Once final orders enter, a relocation with the child to a residence that substantially changes the geographical ties between the child and the other party requires permission of the other party or a court order. A parent must notify the other parent of the proposed relocation and the following factors are to be evaluated by the court in deciding whether to approve the request to move pursuant to Section 14-10-129(2)(c), C.R.S.:

  1. The reasons why the party wishes to relocate with the child;
  2. The reasons why the opposing party is objecting to the proposed relocation;
  3. The history and quality of each party’s relationship with the child since any previous parenting time order;
  4. The educational opportunities for the child at the existing location and at the proposed new location;
  5. The presence of absence of extended family at the existing location and at the proposed new location;
  6. Any advantages of the child remaining with the primary caregiver;
  7. The anticipated impact of the move on the child;
  8. Whether the court will be able to fashion a reasonable parenting timeschedule if the change requested is permitted; and
  9. Any other relevant factors bearing on the best interests of the child.

Q:

Are Mental Health or Other Professionals Ever Used to Assist the Court in Determining the Best Interests of the Child(ren)?

A:

Yes, frequently. There are two types of professionals who can be appointed by the court to do an evaluation and submit a report to the court with recommendations concerning the best interests of the child(ren). Those people are Child and Family Investigators (C.F.I. pursuant to Section 14-10-116.5, C.R.S). and Parental Responsibility Evaluators (P.R.E. pursuant to Section 14-10-127, C.R.S). 

A CFI may be a lawyer or a mental health professional. Currently, Colorado law provides that their maximum retainer is $2750. This does not mean that their fee is $2750, and most bill on an hourly basis. A CFI may require additional funds to complete their evaluation, but they can only get this if it is approved by the Court. Since instituting this cap, many mental health professionals stopped providing CFI services. A CFI is required to do an analysis of a very specific legal question and to provide a recommendation to the court on that limited issue. 
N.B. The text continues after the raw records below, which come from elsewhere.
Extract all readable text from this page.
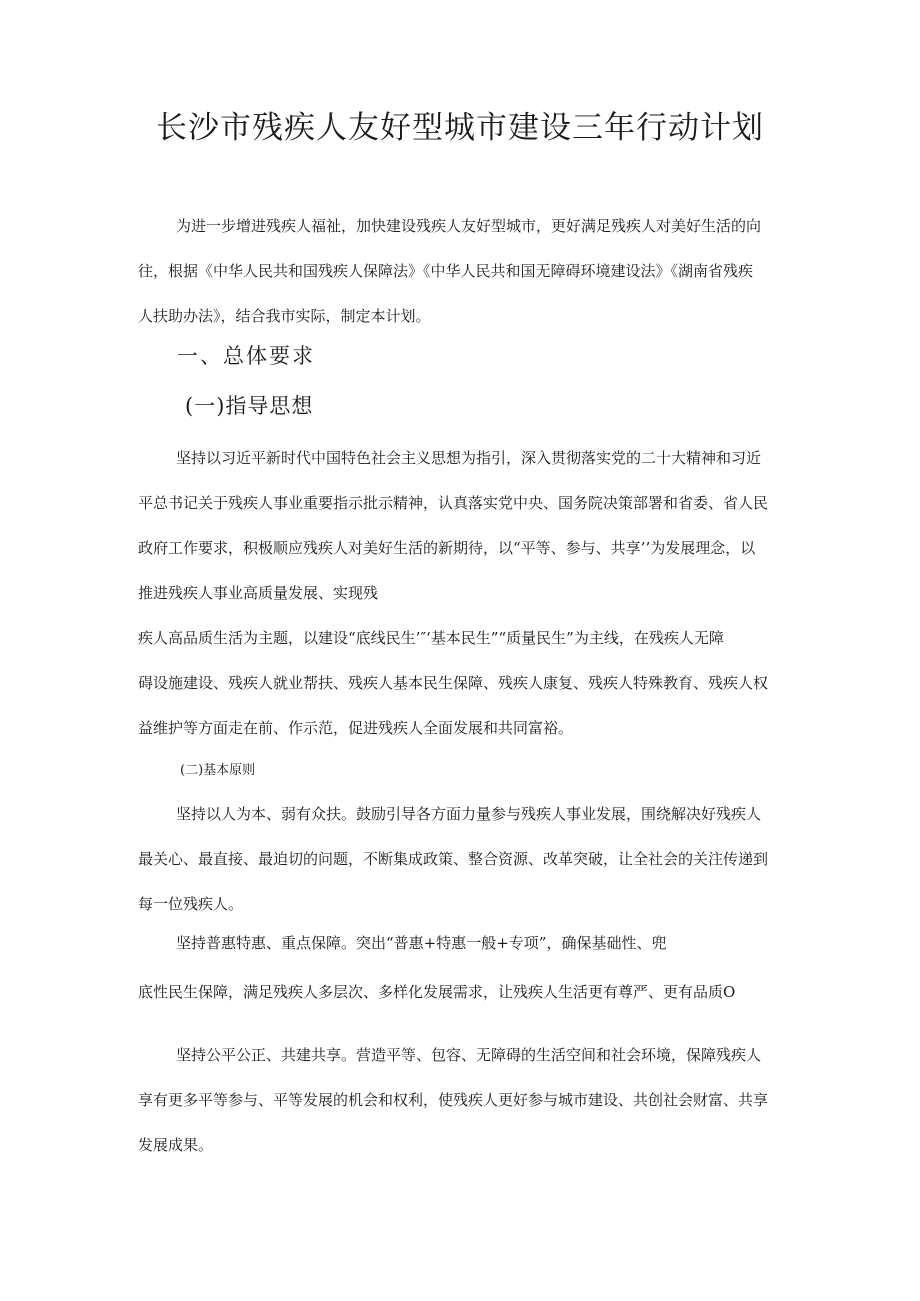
长沙市残疾人友好型城市建设三年行动计划
为进一步增进残疾人福祉，加快建设残疾人友好型城市，更好满足残疾人对美好生活的向
往，根据《中华人民共和国残疾人保障法》《中华人民共和国无障碍环境建设法》《湖南省残疾
人扶助办法》，结合我市实际，制定本计划。
一、总体要求
(一)指导思想
坚持以习近平新时代中国特色社会主义思想为指引，深入贯彻落实党的二十大精神和习近
平总书记关于残疾人事业重要指示批示精神，认真落实党中央、国务院决策部署和省委、省人民
政府工作要求，积极顺应残疾人对美好生活的新期待，以“平等、参与、共享’’为发展理念，以
推进残疾人事业高质量发展、实现残
疾人高品质生活为主题，以建设“底线民生’″‘基本民生”“质量民生”为主线，在残疾人无障
碍设施建设、残疾人就业帮扶、残疾人基本民生保障、残疾人康复、残疾人特殊教育、残疾人权
益维护等方面走在前、作示范，促进残疾人全面发展和共同富裕。
(二)基本原则
坚持以人为本、弱有众扶。鼓励引导各方面力量参与残疾人事业发展，围绕解决好残疾人
最关心、最直接、最迫切的问题，不断集成政策、整合资源、改革突破，让全社会的关注传递到
每一位残疾人。
坚持普惠特惠、重点保障。突出“普惠+特惠一般+专项”，确保基础性、兜
底性民生保障，满足残疾人多层次、多样化发展需求，让残疾人生活更有尊严、更有品质O
坚持公平公正、共建共享。营造平等、包容、无障碍的生活空间和社会环境，保障残疾人
享有更多平等参与、平等发展的机会和权利，使残疾人更好参与城市建设、共创社会财富、共享
发展成果。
A PRE must be done by a mental health professional. Such evaluations usually include psychological testing and are often not authorized unless a court believes there is a specific mental health issue which needs professional assessment. If the only question is formulating a parenting plan in the best interests of the child(ren) then a CFI is usually capable of doing that. If there is a history of mental health challenges, substance abuse, domestic violence, or complicated history, then a PRE might be useful to the court. Such evaluations typically start at over $10,000 and can cost upward of $40,000 by the time they are done. The statute dealing with appointment of a PRE specifically requires the moving party to articulate why a CFI would not be sufficient.

Q:

What if You Disagree With the Professional’s Evaluation? Can You Get a Second Opinion?

A:

Maybe. It would likely be at your expense. Typically judges order parents to share the cost, especially of a CFI. If you are seeking a second opinion of a CFI, you would likely be responsible for the entire cost. 

Q:

How Does the Court Pick the CFI or PRE?

A:

The judicial districts in Colorado have lists of CFIs who are approved to handle cases in that jurisdiction. Judges often have certain CFIs that they especially like or don’t care for. If a CFI always needs extra money to complete their evaluation, the judge will likely notice that and may or may not agree to appoint them. It is important for the Attorney to contact the CFI and make sure that they are currently taking new cases before requesting that individual to be appointed.